As the Buddha said, you think about all the dangers that can happen—aging can come, illness can come, death can come, a split in the Sangha can come, social turmoil can come—and you want to learn the skills so that even if these things happen, you can still be free from suffering.
So we don’t deny that there are problems in the world. We don’t think we can simply breathe through them or wish our way through them. But there is something that we can attain that is safe from those problems, something that’s not fabricated at all. So if you want to find that, get really skilled at fabricating your way around whatever issues come.
If it’s pain in the body, learn how to talk to yourself about it, learn how to breathe around it.
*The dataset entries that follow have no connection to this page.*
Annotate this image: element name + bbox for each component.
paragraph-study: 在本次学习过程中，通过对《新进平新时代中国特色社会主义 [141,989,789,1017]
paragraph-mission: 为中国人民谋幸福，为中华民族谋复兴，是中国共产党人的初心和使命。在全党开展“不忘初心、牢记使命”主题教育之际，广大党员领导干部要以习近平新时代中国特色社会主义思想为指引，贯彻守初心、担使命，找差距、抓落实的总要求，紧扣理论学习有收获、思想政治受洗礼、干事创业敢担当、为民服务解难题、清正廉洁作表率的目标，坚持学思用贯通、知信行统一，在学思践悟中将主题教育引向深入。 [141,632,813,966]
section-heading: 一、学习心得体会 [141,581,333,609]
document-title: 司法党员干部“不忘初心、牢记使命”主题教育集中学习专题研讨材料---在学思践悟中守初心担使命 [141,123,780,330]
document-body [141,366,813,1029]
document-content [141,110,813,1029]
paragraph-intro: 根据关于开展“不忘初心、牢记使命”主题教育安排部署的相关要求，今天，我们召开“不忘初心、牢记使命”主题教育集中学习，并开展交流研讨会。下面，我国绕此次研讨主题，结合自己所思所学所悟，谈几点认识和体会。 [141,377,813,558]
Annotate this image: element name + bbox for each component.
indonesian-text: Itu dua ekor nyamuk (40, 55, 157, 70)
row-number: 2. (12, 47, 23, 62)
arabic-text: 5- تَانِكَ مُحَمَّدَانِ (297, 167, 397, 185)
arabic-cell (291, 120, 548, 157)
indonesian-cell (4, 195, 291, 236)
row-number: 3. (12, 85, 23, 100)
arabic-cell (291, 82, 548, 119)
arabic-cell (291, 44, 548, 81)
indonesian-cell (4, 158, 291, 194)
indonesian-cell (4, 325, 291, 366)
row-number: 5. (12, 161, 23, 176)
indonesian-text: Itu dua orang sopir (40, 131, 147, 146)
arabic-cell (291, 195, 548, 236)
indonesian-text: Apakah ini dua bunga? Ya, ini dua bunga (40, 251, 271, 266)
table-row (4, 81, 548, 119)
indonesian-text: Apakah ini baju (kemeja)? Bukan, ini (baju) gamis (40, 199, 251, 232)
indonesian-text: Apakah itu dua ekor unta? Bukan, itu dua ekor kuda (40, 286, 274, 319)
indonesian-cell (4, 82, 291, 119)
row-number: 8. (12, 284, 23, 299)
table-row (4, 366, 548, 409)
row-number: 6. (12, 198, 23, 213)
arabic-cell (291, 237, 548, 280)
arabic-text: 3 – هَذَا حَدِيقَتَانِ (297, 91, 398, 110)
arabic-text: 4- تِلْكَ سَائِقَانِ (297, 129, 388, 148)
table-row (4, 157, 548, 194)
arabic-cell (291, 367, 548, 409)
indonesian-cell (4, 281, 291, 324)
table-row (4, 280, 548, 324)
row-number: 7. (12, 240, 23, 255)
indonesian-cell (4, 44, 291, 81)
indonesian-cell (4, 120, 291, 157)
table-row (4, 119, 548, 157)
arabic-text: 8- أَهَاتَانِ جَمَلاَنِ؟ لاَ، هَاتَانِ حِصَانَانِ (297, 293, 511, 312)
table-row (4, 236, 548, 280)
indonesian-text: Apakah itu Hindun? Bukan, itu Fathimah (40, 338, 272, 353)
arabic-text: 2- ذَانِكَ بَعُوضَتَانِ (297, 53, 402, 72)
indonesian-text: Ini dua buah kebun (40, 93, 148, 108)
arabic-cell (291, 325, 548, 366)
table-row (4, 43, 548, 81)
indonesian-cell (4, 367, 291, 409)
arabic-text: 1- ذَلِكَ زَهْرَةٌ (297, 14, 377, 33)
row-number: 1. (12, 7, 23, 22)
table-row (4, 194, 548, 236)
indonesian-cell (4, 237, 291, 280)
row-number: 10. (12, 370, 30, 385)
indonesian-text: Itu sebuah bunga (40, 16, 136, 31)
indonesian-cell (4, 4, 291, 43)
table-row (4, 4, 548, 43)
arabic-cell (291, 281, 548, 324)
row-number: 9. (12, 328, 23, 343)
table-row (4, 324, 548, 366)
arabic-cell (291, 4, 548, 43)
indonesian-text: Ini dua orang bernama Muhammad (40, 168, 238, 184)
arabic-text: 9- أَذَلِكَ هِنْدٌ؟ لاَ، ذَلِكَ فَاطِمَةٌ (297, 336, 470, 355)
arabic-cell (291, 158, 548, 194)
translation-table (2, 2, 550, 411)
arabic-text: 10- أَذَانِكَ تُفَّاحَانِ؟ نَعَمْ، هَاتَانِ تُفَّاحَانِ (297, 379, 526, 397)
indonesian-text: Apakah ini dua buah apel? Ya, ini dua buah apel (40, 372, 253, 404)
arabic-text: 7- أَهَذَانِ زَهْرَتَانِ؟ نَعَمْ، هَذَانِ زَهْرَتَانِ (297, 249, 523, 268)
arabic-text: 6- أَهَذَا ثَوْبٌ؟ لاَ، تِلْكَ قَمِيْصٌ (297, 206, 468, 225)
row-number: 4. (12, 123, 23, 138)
Issues in the world outside: Look at your perceptions, look at the way you talk to yourself, because the solution lies here.
This is why it’s so important that you get familiar with fabrications—and get familiar with this process of causality, where some things are coming in from the past that you can’t change, but other things are part of what you’re doing right now, and there you do have some range of choice. Learn how to make the most of that fact.